Assistant Director of the Enforcement Division at the Securities and Exchange Commission
- In office 1972–1983
- Appointed by: Stanley Sporkin

6th General Counsel of the Central Intelligence Agency
- In office 1985 – January 13, 1988
- Directors: William J. Casey; William H. Webster;
- Preceded by: Stanley Sporkin
- Succeeded by: Russell J. Bruemmer

Officer of the Enforcement Division at the New York Stock Exchange
- In office 1988–2004
- Appointed by: Ed Kwalwasser

Personal details
- Born: 1940 or 1941 Massachusetts, U.S.
- Alma mater: Saint Michael's College Georgetown University Law Center

= David P. Doherty =

American lawyer

David P. Doherty was an American lawyer who practiced Financial law at the U.S. Securities and Exchange Commission (SEC) and the New York Stock Exchange (NYSE), and was the 6th General Counsel of the Central Intelligence Agency (CIA).

== Life ==
In 1962, Doherty earned his bachelor's degree from St. Michaels College. In 1965, Doherty earned his law degree from Georgetown University Law Center.

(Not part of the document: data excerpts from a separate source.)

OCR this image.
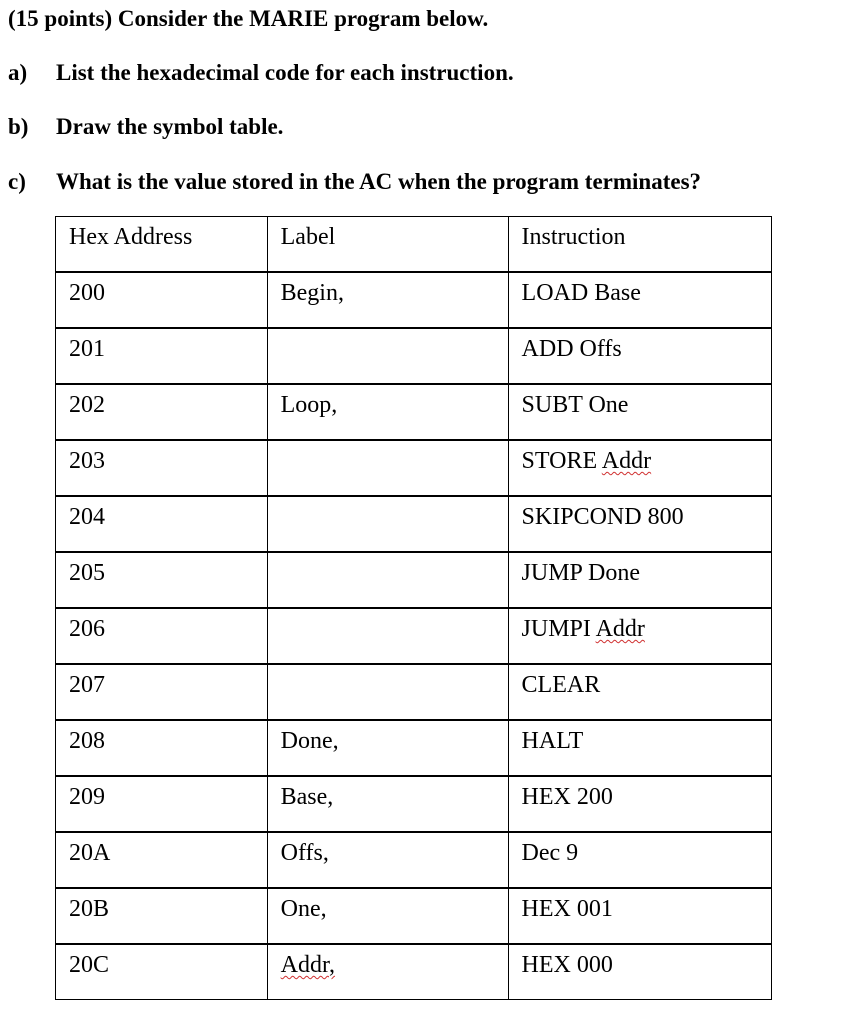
(15 points) Consider the MARIE program below.
a) List the hexadecimal code for each instruction.
b) Draw the symbol table.
c) What is the value stored in the AC when the program terminates?
Hex Address	Label	Instruction
200	Begin,	LOAD Base
201		ADD Offs
202	Loop,	SUBT One
203		STORE Addr
204		SKIPCOND 800
205		JUMP Done
206		JUMPI Addr
207		CLEAR
208	Done,	HALT
209	Base,	HEX 200
20A	Offs,	Dec 9
20B	One,	HEX 001
20C	Addr,	HEX 000
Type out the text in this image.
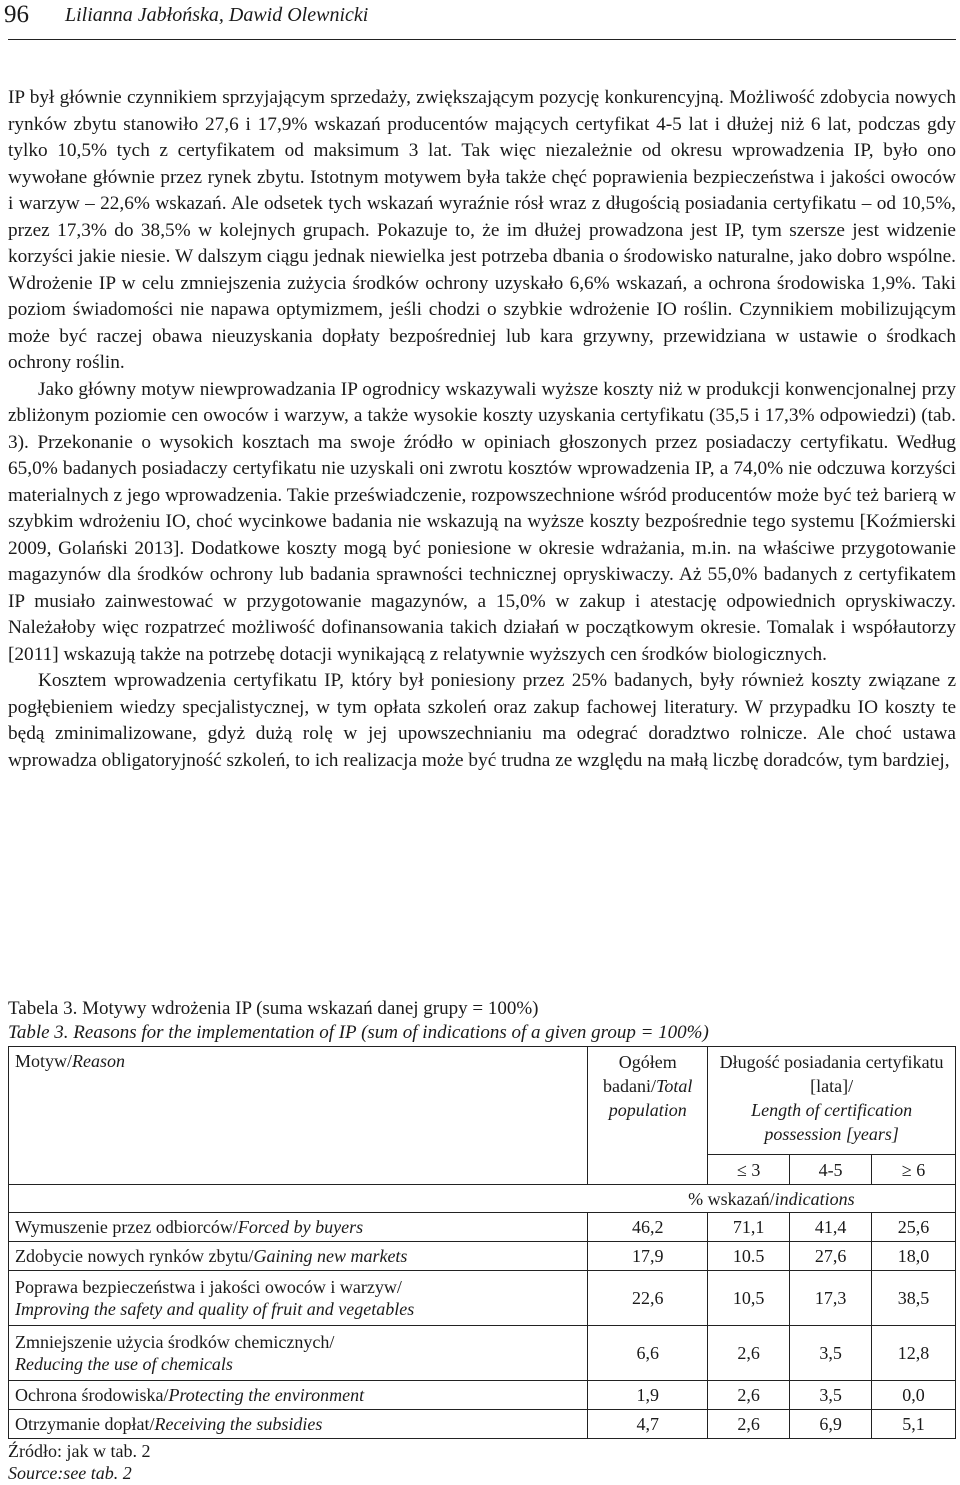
96 Lilianna Jabłońska, Dawid Olewnicki

IP był głównie czynnikiem sprzyjającym sprzedaży, zwiększającym pozycję konkurencyjną. Możliwość zdobycia nowych rynków zbytu stanowiło 27,6 i 17,9% wskazań producentów mających certyfikat 4-5 lat i dłużej niż 6 lat, podczas gdy tylko 10,5% tych z certyfikatem od maksimum 3 lat. Tak więc niezależnie od okresu wprowadzenia IP, było ono wywołane głównie przez rynek zbytu. Istotnym motywem była także chęć poprawienia bezpieczeństwa i jakości owoców i warzyw – 22,6% wskazań. Ale odsetek tych wskazań wyraźnie rósł wraz z długością posiadania certyfikatu – od 10,5%, przez 17,3% do 38,5% w kolejnych grupach. Pokazuje to, że im dłużej prowadzona jest IP, tym szersze jest widzenie korzyści jakie niesie. W dalszym ciągu jednak niewielka jest potrzeba dbania o środowisko naturalne, jako dobro wspólne. Wdrożenie IP w celu zmniejszenia zużycia środków ochrony uzyskało 6,6% wskazań, a ochrona środowiska 1,9%. Taki poziom świadomości nie napawa optymizmem, jeśli chodzi o szybkie wdrożenie IO roślin. Czynnikiem mobilizującym może być raczej obawa nieuzyskania dopłaty bezpośredniej lub kara grzywny, przewidziana w ustawie o środkach ochrony roślin.

Jako główny motyw niewprowadzania IP ogrodnicy wskazywali wyższe koszty niż w produkcji konwencjonalnej przy zbliżonym poziomie cen owoców i warzyw, a także wysokie koszty uzyskania certyfikatu (35,5 i 17,3% odpowiedzi) (tab. 3). Przekonanie o wysokich kosztach ma swoje źródło w opiniach głoszonych przez posiadaczy certyfikatu. Według 65,0% badanych posiadaczy certyfikatu nie uzyskali oni zwrotu kosztów wprowadzenia IP, a 74,0% nie odczuwa korzyści materialnych z jego wprowadzenia. Takie przeświadczenie, rozpowszechnione wśród producentów może być też barierą w szybkim wdrożeniu IO, choć wycinkowe badania nie wskazują na wyższe koszty bezpośrednie tego systemu [Koźmierski 2009, Golański 2013]. Dodatkowe koszty mogą być poniesione w okresie wdrażania, m.in. na właściwe przygotowanie magazynów dla środków ochrony lub badania sprawności technicznej opryskiwaczy. Aż 55,0% badanych z certyfikatem IP musiało zainwestować w przygotowanie magazynów, a 15,0% w zakup i atestację odpowiednich opryskiwaczy. Należałoby więc rozpatrzeć możliwość dofinansowania takich działań w początkowym okresie. Tomalak i współautorzy [2011] wskazują także na potrzebę dotacji wynikającą z relatywnie wyższych cen środków biologicznych.

Kosztem wprowadzenia certyfikatu IP, który był poniesiony przez 25% badanych, były również koszty związane z pogłębieniem wiedzy specjalistycznej, w tym opłata szkoleń oraz zakup fachowej literatury. W przypadku IO koszty te będą zminimalizowane, gdyż dużą rolę w jej upowszechnianiu ma odegrać doradztwo rolnicze. Ale choć ustawa wprowadza obligatoryjność szkoleń, to ich realizacja może być trudna ze względu na małą liczbę doradców, tym bardziej,

Tabela 3. Motywy wdrożenia IP (suma wskazań danej grupy = 100%)
Table 3. Reasons for the implementation of IP (sum of indications of a given group = 100%)
Motyw/Reason	Ogółem badani/Total population	Długość posiadania certyfikatu [lata]/
Length of certification possession [years]		
		≤ 3	4-5	≥ 6
	% wskazań/indications			
Wymuszenie przez odbiorców/Forced by buyers	46,2	71,1	41,4	25,6
Zdobycie nowych rynków zbytu/Gaining new markets	17,9	10.5	27,6	18,0
Poprawa bezpieczeństwa i jakości owoców i warzyw/
Improving the safety and quality of fruit and vegetables	22,6	10,5	17,3	38,5
Zmniejszenie użycia środków chemicznych/
Reducing the use of chemicals	6,6	2,6	3,5	12,8
Ochrona środowiska/Protecting the environment	1,9	2,6	3,5	0,0
Otrzymanie dopłat/Receiving the subsidies	4,7	2,6	6,9	5,1
Źródło: jak w tab. 2
Source:see tab. 2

Immediately afterward, Doherty began his legal career down the street at the Securities and Exchange Commission (SEC). He started at SEC as a trial lawyer in the Washington Regional Office, where he was involved in various enforcement activities, including inspections and legal proceedings against firms violating securities laws. One notable case involved prosecuting three over-the-counter broker-dealers accused of stock manipulation, which he successfully litigated despite facing a team of prominent defense attorneys. His work in the regional office led to his transfer to the SEC's headquarters, where he contributed to the development of a national enforcement program under Stanley Sporkin. Recognizing the need for specialized legal expertise, Sporkin established a dedicated trial unit to handle complex cases, and Doherty was among the initial members of this team, focusing on high-profile enforcement actions, becoming the assistant director of the SEC Enforcement Division.

When Sporkin became the 5th General Counsel at the Central Intelligence Agency (CIA), Doherty remained at the SEC for two years, until Sporkin recruited Doherty into the CIA to become an Associate General Counsel.

In 1985, after Sporkin became a Judge, Doherty took his place as the 6th General Counsel of the CIA. Doherty served as the General Counsel until 1988.

In 1988, Doherty joined the New York Stock Exchange (NYSE). During his tenure, he held the position of Senior Vice President and later Executive Vice President of the NYSE Enforcement Division, where he was responsible for overseeing investigations and prosecutions of violations related to federal securities laws and NYSE regulations. He managed a team of approximately 100 attorneys, handling over 230 cases annually. Doherty continued in this role until his retirement in 2004, culminating a 16-year career at the NYSE.